SMS-Based Payment Confirmation: How It Works and Why It's Reliable
Automated payment verification is the backbone of modern e-commerce checkouts. While card networks rely on immediate authorization flows (VISA/Mastercard processing), mobile financial services (MFS) in Bangladesh often operate through physical SMS confirmation notifications. In this engineering deep-dive, we break down how BDGate's SMS-Based Payment Confirmation operates and why it offers a robust alternative to manual checks.
The Architectural Setup
The system relies on three distinct layers cooperating asynchronously:
- MFS Provider System: Initiates and processes user wallets. When a payment completes, it generates a physical SMS alert and broadcasts it to the merchant's target SIM card phone number.
- Android Relay Client: A lightweight background Android app running on the merchant's smartphone. It utilizes Android's native
NotificationListenerServiceto safely monitor notifications sent from specific sender headers (like bKash, NAGAD, or Rocket). - BDGate REST Server: Receives the parsed SMS components, verifies security signature hashes, checks pending database invoices, and completes orders.

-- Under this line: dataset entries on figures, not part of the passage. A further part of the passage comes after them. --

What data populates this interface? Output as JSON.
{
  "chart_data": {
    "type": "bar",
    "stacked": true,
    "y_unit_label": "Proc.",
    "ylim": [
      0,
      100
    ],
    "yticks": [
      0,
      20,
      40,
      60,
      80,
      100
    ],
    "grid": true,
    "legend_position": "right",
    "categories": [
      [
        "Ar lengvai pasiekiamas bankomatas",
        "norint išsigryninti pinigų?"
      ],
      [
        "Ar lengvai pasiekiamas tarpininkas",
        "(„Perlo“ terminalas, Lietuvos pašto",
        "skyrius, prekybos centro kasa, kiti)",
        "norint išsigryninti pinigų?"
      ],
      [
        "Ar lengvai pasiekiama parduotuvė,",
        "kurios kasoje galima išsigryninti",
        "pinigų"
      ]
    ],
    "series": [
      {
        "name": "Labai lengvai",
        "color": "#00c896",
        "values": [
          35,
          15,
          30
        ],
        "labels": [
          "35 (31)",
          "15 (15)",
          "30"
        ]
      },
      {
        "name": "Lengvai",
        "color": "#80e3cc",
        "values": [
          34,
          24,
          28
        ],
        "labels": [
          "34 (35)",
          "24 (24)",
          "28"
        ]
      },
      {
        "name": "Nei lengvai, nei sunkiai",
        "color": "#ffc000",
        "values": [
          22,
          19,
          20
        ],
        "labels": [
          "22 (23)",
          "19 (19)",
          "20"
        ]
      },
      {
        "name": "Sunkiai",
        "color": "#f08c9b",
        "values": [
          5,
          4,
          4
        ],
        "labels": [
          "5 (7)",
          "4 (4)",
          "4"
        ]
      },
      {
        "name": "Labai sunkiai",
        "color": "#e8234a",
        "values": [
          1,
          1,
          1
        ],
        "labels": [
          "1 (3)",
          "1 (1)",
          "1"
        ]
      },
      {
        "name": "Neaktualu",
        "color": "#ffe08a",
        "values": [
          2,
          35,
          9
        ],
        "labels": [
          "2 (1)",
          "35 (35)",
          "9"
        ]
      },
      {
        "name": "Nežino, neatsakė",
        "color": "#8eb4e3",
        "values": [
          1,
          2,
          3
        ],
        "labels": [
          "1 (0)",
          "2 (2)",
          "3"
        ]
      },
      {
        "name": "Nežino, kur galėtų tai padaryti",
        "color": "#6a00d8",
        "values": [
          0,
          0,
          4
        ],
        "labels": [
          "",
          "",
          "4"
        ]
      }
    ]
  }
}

Safeguarding Transaction Data
A common concern is security: can a bad actor inject fake SMS notifications into the API? We prevent this through multiple validation mechanisms:
- Secure Web Signatures: Every request sent from the Android Relay client is hashed using a shared
security_secretand timestamp variables. The server rejects any payload that doesn't resolve to the correct hash. - Sender Validation: The app only forwards alerts generated by official MFS sender IDs, ignoring standard 11-digit mobile phone numbers.
- Duplicate Checks: Each MFS SMS contains a unique transaction ID. The BDGate backend keeps a distinct cache of processed transaction keys and rejects any duplicate attempts instantly.
Handling Lost Connections
If the Android device loses network access, it queues incoming parsed transaction data locally in an SQLite datastore. The moment mobile data or Wi-Fi is restored, the queue is pushed to the server sequentially, ensuring zero payments are lost or delayed.